“Grease this palm, big Daddy-O. Peel off those cabbage leaves.”
Drake’s rating: A junkyard full of stolen parts
Drake’s review: Arch Hall was a stuntman in a variety of Westerns in the years before World War II. During the war he served as a pilot, and in the early 1960s formed his own movie studio with the intent of featuring his son in a variety of teen movies. That son was Arch Hall, Jr., and the first movie written and produced by Hall, Sr. was The Choppers.
Somewhat surprisingly, it was not the last.
The Choppers opens with a voiceover from Hall, Sr. lamenting the decline of the kids today (“today” being “1961”), even as a small crew of juvenile delinquents descend upon a car on the side of the road and swarm over it, tools in hand, breaking it down into easy-to-carry pieces. Hall, Jr. is immediately introduced as Jack “Cruiser” Bryan, and you can tell he’s the producer’s son because he gets a sweet ride in the form of a souped-up jalopy while the other four have to make do riding around in a chicken delivery truck.
They hide the stolen parts behind the chicken coops in the truck, so it makes sense, but you’d think Cruiser could let at least one of them ride along with him. The other four, by the way, are:
- Torch Lester (Robert Paget, who later played an auditioning Hitler in The Producers)
- Snooper (Burr Middleton)
- Ben Shore (Chuck Barnes who, if his IMDB entry is correct, was later OJ Simpson’s manager)
- Flip Johnson (Rex Holman, who had a lengthy career in television)
As Arch Hall, Sr. narrates the sad stories behind the quintet’s delinquency, the boys chop the car then turn it on its side and flee the scene. Heading to the junkyard run by Moose (Bruno VeSota), they unload the parts for sweet, sweet cash, and lay on the hip lingo in thick doses.

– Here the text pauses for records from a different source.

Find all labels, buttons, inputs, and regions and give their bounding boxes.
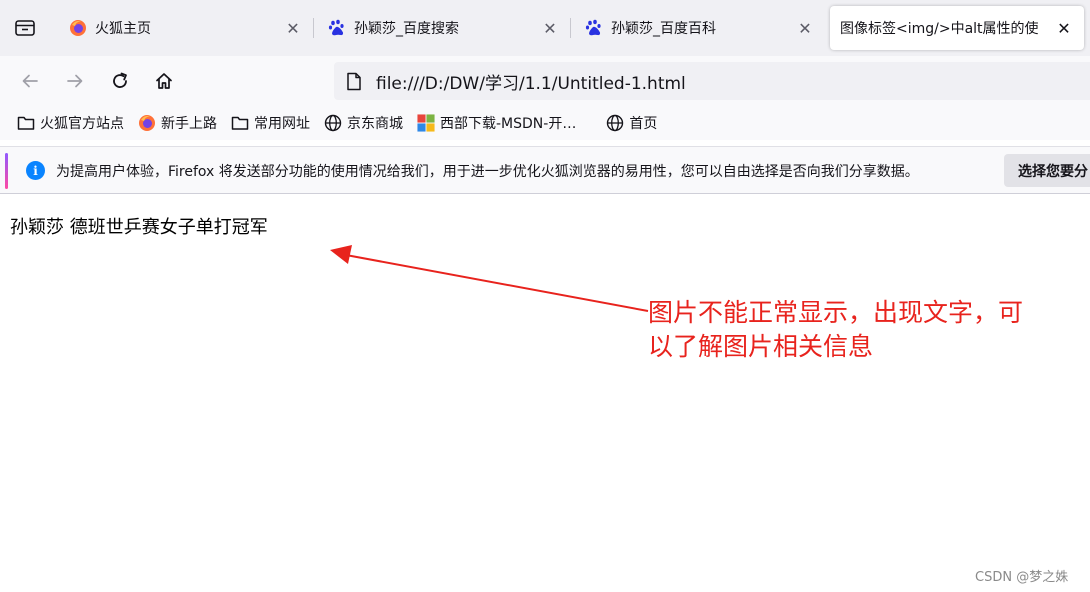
annotation-arrow xyxy=(330,245,649,312)
firefox-icon xyxy=(69,19,87,37)
folder-icon xyxy=(17,114,35,132)
tab-title: 图像标签<img/>中alt属性的使 xyxy=(840,21,1039,37)
back-arrow-icon xyxy=(22,74,38,88)
page-viewport: 孙颖莎 德班世乒赛女子单打冠军 图片不能正常显示，出现文字，可 以了解图片相关信… xyxy=(0,200,1090,592)
csdn-watermark: CSDN @梦之姝 xyxy=(975,570,1069,585)
tab-baidu-search[interactable]: 孙颖莎_百度搜索 ✕ xyxy=(314,6,570,50)
baidu-paw-icon xyxy=(585,19,603,37)
globe-icon xyxy=(324,114,342,132)
bookmark-label: 新手上路 xyxy=(161,116,217,132)
tab-list-button[interactable] xyxy=(8,12,42,44)
notification-accent-bar xyxy=(5,153,8,189)
home-button[interactable] xyxy=(148,65,180,97)
annotation-text: 图片不能正常显示，出现文字，可 以了解图片相关信息 xyxy=(648,296,1068,364)
bookmark-label: 火狐官方站点 xyxy=(40,116,124,132)
tab-title: 火狐主页 xyxy=(95,21,151,37)
navigation-toolbar xyxy=(0,56,1090,106)
tab-strip: 火狐主页 ✕ 孙颖莎_百度搜索 ✕ 孙颖莎_百度百科 ✕ 图像标签<img/>中… xyxy=(0,0,1090,56)
data-collection-notification: i 为提高用户体验，Firefox 将发送部分功能的使用情况给我们，用于进一步优… xyxy=(0,146,1090,194)
bookmark-label: 常用网址 xyxy=(254,116,310,132)
folder-icon xyxy=(231,114,249,132)
forward-arrow-icon xyxy=(67,74,83,88)
tab-baidu-baike[interactable]: 孙颖莎_百度百科 ✕ xyxy=(571,6,825,50)
firefox-icon xyxy=(138,114,156,132)
home-icon xyxy=(156,73,172,89)
forward-button[interactable] xyxy=(59,65,91,97)
tab-title: 孙颖莎_百度搜索 xyxy=(354,21,459,37)
reload-button[interactable] xyxy=(104,65,136,97)
page-file-icon xyxy=(344,71,364,91)
tab-firefox-home[interactable]: 火狐主页 ✕ xyxy=(55,6,313,50)
bookmark-getting-started[interactable]: 新手上路 xyxy=(133,110,222,136)
reload-icon xyxy=(113,72,127,88)
info-icon: i xyxy=(26,161,45,180)
bookmark-jd-mall[interactable]: 京东商城 xyxy=(319,110,408,136)
tab-title: 孙颖莎_百度百科 xyxy=(611,21,716,37)
baidu-paw-icon xyxy=(328,19,346,37)
bookmark-label: 首页 xyxy=(629,116,658,132)
bookmark-xibu-msdn[interactable]: 西部下载-MSDN-开… xyxy=(412,110,581,136)
globe-icon xyxy=(606,114,624,132)
bookmark-common-sites[interactable]: 常用网址 xyxy=(226,110,315,136)
close-tab-icon[interactable]: ✕ xyxy=(283,18,303,38)
address-bar[interactable] xyxy=(334,62,1090,100)
annotation-line-1: 图片不能正常显示，出现文字，可 xyxy=(648,298,1024,327)
windows-logo-icon xyxy=(417,114,435,132)
bookmark-home[interactable]: 首页 xyxy=(601,110,662,136)
back-button[interactable] xyxy=(14,65,46,97)
bookmark-label: 京东商城 xyxy=(347,116,403,132)
choose-share-button[interactable]: 选择您要分 xyxy=(1004,154,1090,187)
bookmark-firefox-official[interactable]: 火狐官方站点 xyxy=(12,110,129,136)
notification-message: 为提高用户体验，Firefox 将发送部分功能的使用情况给我们，用于进一步优化火… xyxy=(56,164,919,180)
bookmarks-toolbar: 火狐官方站点 新手上路 常用网址 京东商城 西部下载-MSDN-开… 首页 xyxy=(0,106,1090,140)
close-tab-icon[interactable]: ✕ xyxy=(1054,18,1074,38)
close-tab-icon[interactable]: ✕ xyxy=(795,18,815,38)
close-tab-icon[interactable]: ✕ xyxy=(540,18,560,38)
annotation-line-2: 以了解图片相关信息 xyxy=(648,332,874,361)
tab-list-icon xyxy=(15,20,35,36)
tab-active-img-alt[interactable]: 图像标签<img/>中alt属性的使 ✕ xyxy=(830,6,1084,50)
url-input[interactable] xyxy=(376,71,976,91)
bookmark-label: 西部下载-MSDN-开… xyxy=(440,116,577,132)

Their crimes have not gone unnoticed, however, as intrepid and alliterative police lieutenant Frank Fleming (William Shaw) calls up Tom Hart (Tom Brown). Hart is an insurance investigator who’s been on the case, aided and abetted by his lovely assistant Liz (Marianne Gaba, a former Miss Universe contestant, Playboy Playmate, and magazine columnist), and together the three look to solve the case.
It won’t be easy, though, especially since the Choppers steal a few key parts off of Hart’s car while he’s in a diner. Those pesky kids!
Low-budget but competently made, The Choppers at times feels like a television production, especially considering its 65-minute runtime. This makes some sense as it was directed by Leigh Jason, who had a lengthy career as a B-movie director before moving primarily into TV series direction in the 1950s. The young actors are decent, with the weakest among them being Hall, Jr. Miscast as the tough leader of the group, he was also the least experienced actor among the Chopper crew, a fact which is often painfully apparent. To be fair, however, Junior was an actual teenager when he filmed The Choppers, unlike many of his drive-in movie contemporaries.
And fear not! As this is an Arch Hall, Sr. production, we get not one, but two songs from Arch Hall, Jr. The elder Hall certainly knew what his audience wanted.
It’s Marianne Gaba who steals the show, though. Not content to simply be eye candy, she’s the one who first notices the small clues that lead her boss and the cops to track the Choppers down. And when they do, get ready for the big shootout at the junkyard because, not content to merely take the fall on their stolen parts racket, the Choppers pull their gats and add a few homicide charges to their rap sheets. Jinkies!
Trivia time: Leaving the show business world behind in the mid-60s, Arch Hall, Jr. nevertheless made half a dozen B-movies before becoming a cargo plane pilot. The most famous of these is undoubtedly his sophomore effort, Eegah, co-starring Richard Kiel, which was lifted out of decades of obscurity by those fine folks at Mystery Science Theater 3000. So when you sit down with friends and family to watch The Choppers (and why wouldn’t you?), you can send them bolting from the room just by saying, “Hey! That’s the kid from Eegah!”